When asked if Mrs May's plan to introduce a new series of grammar schools was a factor in his decision, he replied: "This decision has got nothing to do with any one individual issue.
"The timing in that way, I promise, is coincidental."
Mrs May said in a statement: "I was proud to serve in David Cameron's Government and under his leadership we achieved great things - not just stabilising the economy but also making great strides in delivering serious social reform.
"His commitment to lead a one nation Government is one that I will continue.
"I thank him for everything he has done for the Conservative Party and the country and I wish him and his family well for the future."
Mr Cameron, 49, was first elected as Witney's MP in 2001, becoming Conservative leader after the 2005 General Election and entering No 10 as coalition Prime Minister in 2010.
In March, he had said he intended to stand again for Witney, telling the BBC: "I love being MP for Witney and am very keen to continue".
He resigned as Prime Minister on 24 June, just hours after Britain voted to leave the European Union.

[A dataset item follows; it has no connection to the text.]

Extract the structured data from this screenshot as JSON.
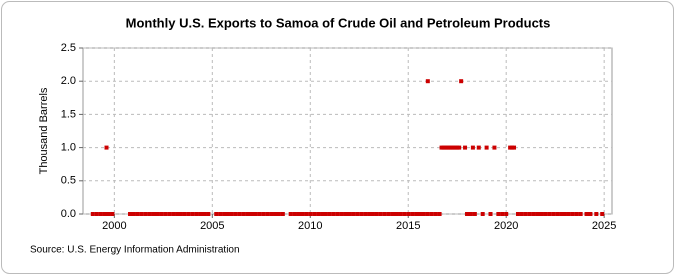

Unison general secretary Dave Prentis said: "David Cameron led us into a referendum he didn't want and then lost.
"He walked away from the country in June and now he's done the same to his constituents."
Labour Party leader Jeremy Corbyn said he wished David Cameron "all the best for the future", adding that he got on well with him on a "human level".
Liberal Democrats leader Tim Farron said Mr Cameron "deserves credit" for forming a coalition government with his party between 2010 and 2015.
But, regarding the EU referendum, Mr Farron said: "He took a politically motivated and short-termist gamble with our country's future and lost, to the huge detriment of future generations.
"He now leaves the rest of us to pick up the pieces."